Absolutely AMAZING! The dog keeps a calm facade and is really so loved by the people in it, so cool!!! It's long to watch, but totally worth it!!

http://kitup.military.com/2011/12/skydiving-military-working-dogs.html



Sent from my iPhone using Petguide.com Free App


----------



## GoSailGo (Sep 15, 2012)

That is amazing! The dog was so calm and happy! And then theres me who screamed the entire time with my face flapping in the breeze like a basset hound. It was really fun, but clearly I'm not a daily thrill seeker!


----------



## lkellen (Dec 4, 2012)

GoSailGo said:


> That is amazing! The dog was so calm and happy! And then theres me who screamed the entire time with my face flapping in the breeze like a basset hound. It was really fun, but clearly I'm not a daily thrill seeker!


Ah I haven't been, but want to go so bad!!! 

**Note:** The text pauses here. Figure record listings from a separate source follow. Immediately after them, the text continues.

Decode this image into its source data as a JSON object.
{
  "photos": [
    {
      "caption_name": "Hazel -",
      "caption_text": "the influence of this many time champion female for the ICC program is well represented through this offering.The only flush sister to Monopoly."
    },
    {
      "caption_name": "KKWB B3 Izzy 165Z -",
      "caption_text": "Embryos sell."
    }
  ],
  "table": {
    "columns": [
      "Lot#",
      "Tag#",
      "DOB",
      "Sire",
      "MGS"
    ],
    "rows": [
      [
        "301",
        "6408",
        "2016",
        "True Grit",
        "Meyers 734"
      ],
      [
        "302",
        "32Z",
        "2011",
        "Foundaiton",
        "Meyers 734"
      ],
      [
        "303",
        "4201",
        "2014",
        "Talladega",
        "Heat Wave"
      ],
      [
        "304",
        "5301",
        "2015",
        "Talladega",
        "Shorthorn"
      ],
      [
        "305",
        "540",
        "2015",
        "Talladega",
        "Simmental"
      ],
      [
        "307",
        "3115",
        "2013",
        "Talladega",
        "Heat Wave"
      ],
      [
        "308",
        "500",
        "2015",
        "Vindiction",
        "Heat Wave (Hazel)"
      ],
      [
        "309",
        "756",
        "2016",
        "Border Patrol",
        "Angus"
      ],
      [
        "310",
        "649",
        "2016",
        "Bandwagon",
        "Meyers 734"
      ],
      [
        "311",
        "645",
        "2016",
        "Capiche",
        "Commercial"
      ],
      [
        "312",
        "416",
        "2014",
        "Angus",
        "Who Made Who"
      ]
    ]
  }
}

Sent from my iPhone using Petguide.com Free App


----------



## GoSailGo (Sep 15, 2012)

Its worth it, even if you only want to do it once (like me).


----------



## carmspack (Feb 2, 2011)

great video .

I had dogs in SAR in British Columbia that would be transported in kits suspended under a helicopter . Limited space allowed for personnel in the helicopter cabin . The teams would be flown to some wild country side or elevations , mountain trails , which were pretty much inaccessible to vehicle traffic . Hunters , hikers , gone missing or injured . The same dogs would repell down the sides of cliffs . Extremely important that the dogs were ready to "rock and roll" the instant they hit the ground .


----------



## cliffson1 (Sep 2, 2006)

You are right Carmen about the dog being ready to rock and roll upon landing. I have handled a scout dog in a chopper in training mission....when handler and dog hit the ground, you unclip the dog and both of you hightail it for cover. The blades are swirling and there is possibility of enemy fire....was very challenging in Nam. Of course the dog and handler reunite once in cover but the dog had to have terrific nerves and training.


----------



## skew12 (Aug 28, 2012)

That would be Chris Corbin and Ax. Both are still actively serving, but more on the training side of things I believe. They soon will retire together. I haven't had the pleasure of meeting Chris, but I've "seen" him around on some other forums over the years. He's a guy that bends over backwards to help anybody and has a great outlook on life. Also, his dog is quite popular.


----------



## Jax08 (Feb 13, 2009)

I'm not sure what impresses me more....the dog...or the man with prosthetic feet that was back to work 4 mths after losing them to a bomb. I don't have sound. Why were there 2 men jumping together?


----------



## TommyB681 (Oct 19, 2012)

AWSOME video! Honestly made my day just watching that


----------



## skew12 (Aug 28, 2012)

Jax08 said:


> I'm not sure what impresses me more....the dog...or the man with prosthetic feet that was back to work 4 mths after losing them to a bomb. I don't have sound. Why were there 2 men jumping together?


 i believe it was his first jump with his "new feet" and there were concerns about them staying on.


----------



## Al Pozzolini (Aug 13, 2013)

Totally Awesome!


----------



## Jaythethird (Jul 1, 2013)

****... 

Howdy from Idaho!


----------